The referral passed both committees, but legislators did have questions.

During the Public Safety committee meeting, Democratic legislator Yversha Roman and Republican chairwoman Karla Boyce asked several questions about the proposal.

Roman asked for the rationale of the Dec. 15 date, and Keophetlasy replied that he was not sure of the basis for the timeline. Roman also asked whether the directive to create a process to certify MWBE duplicated Gantt’s Law.

Boyce questioned the assertion in the proposal that it would not affect the budget when the sponsors were asking for the county to create a task force. Keophetlasy replied he did not know whether there would be any cost and mentioned the possibility of volunteers.

During the Human Services committee meeting, Republican Robert Colby asked whether the county had the authority to change anything having to do with civil service. LaMar answered that there was concern that questions on tests could reflect bias and marginalize certain applicants.
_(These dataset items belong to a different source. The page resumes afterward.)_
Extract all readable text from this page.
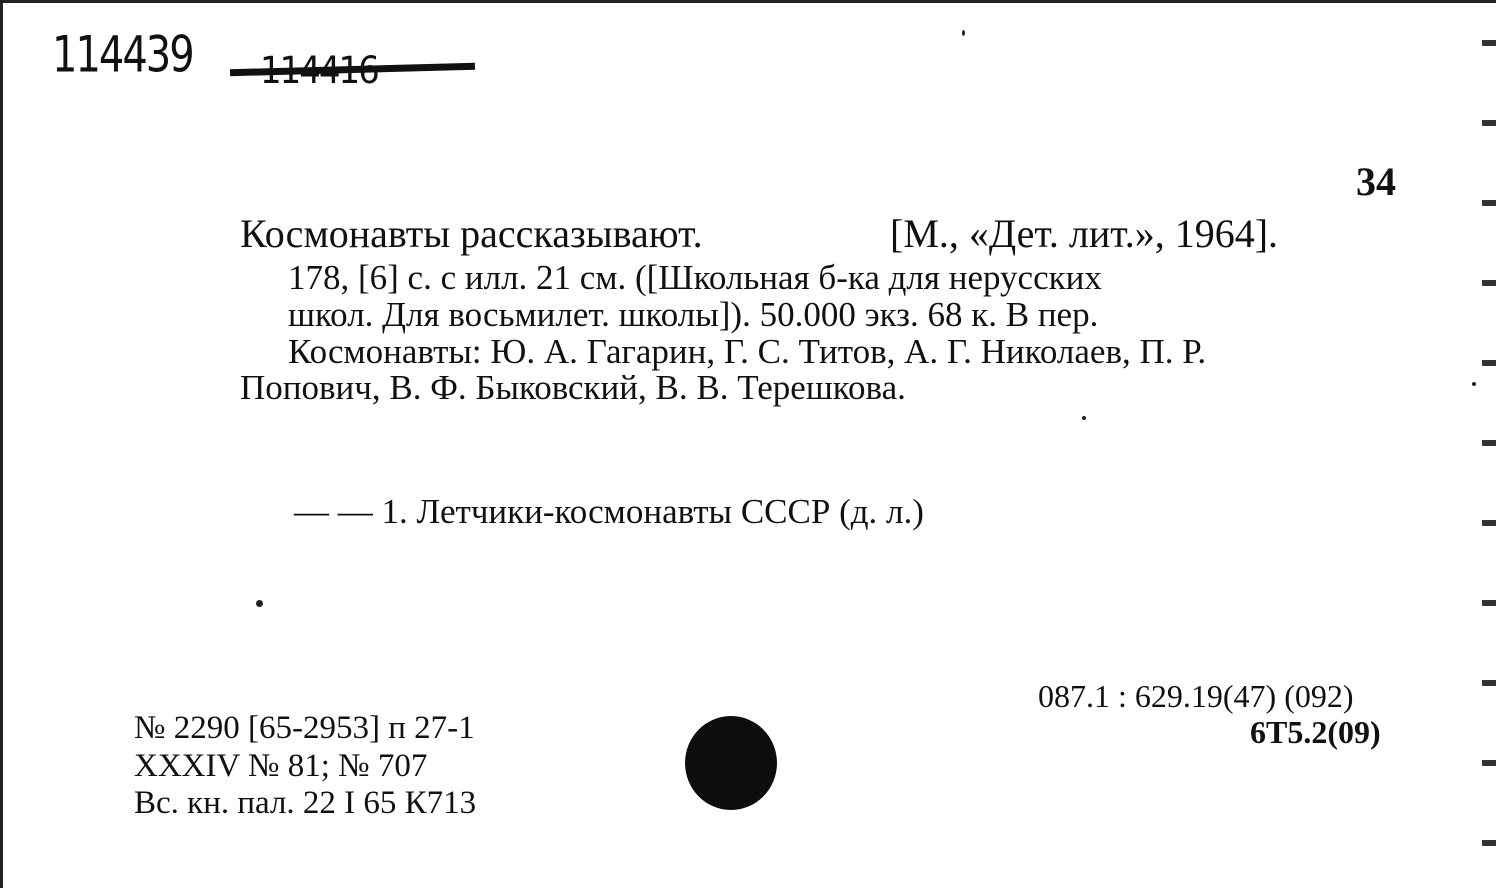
114439
34
Космонавты рассказывают.	[М., «Дет. лит.», 1964].
178, [6] с. с илл. 21 см. ([Школьная б-ка для нерусских
школ. Для восьмилет. школы]). 50.000 экз. 68 к. В пер.
Космонавты: Ю. А. Гагарин, Г. С. Титов, А. Г. Николаев, П. Р.
Попович, В. Ф. Быковский, В. В. Терешкова.
— — 1. Летчики-космонавты СССР (д. л.)
№ 2290 [65-2953] п 27-1
XXXIV № 81; № 707
Вс. кн. пал. 22 I 65 К713
087.1 : 629.19(47) (092)
6Т5.2(09)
Colby pressed for the county law department to see whether changes could be made at the local level.

The items in the proposed resolution came from five systemic solutions offered by the RASE commission:

  • create and invest in sustainable economic opportunities in Black and Latinx communities to promote and maintain self-sufficiency, entrepreneurship and career advancement;
  • implement and incentivize practices and programs that increase the racial/ethnic diversity and cultural competence of employees, vendors and contractors;
  • end practices that disproportionately drain resources from Black and Latinx communities;
  • decentralize services and embed them in trusted agencies throughout the community;
  • embed accountability measures in all policies to ensure equity and fairness across all services, programs and delivery models.

While the RASE commission focused on the Rochester and Monroe County, some of the recommendations have traveled farther afield.

The five authors of the resolution said it has met with Erie County Office of Equal Employment Opportunity, which the authors said have implemented many suggestions of the RASE commission. The authors said that because Monroe County is similar in size to Erie, it can use that county as a blueprint for the recommendations in the resolution.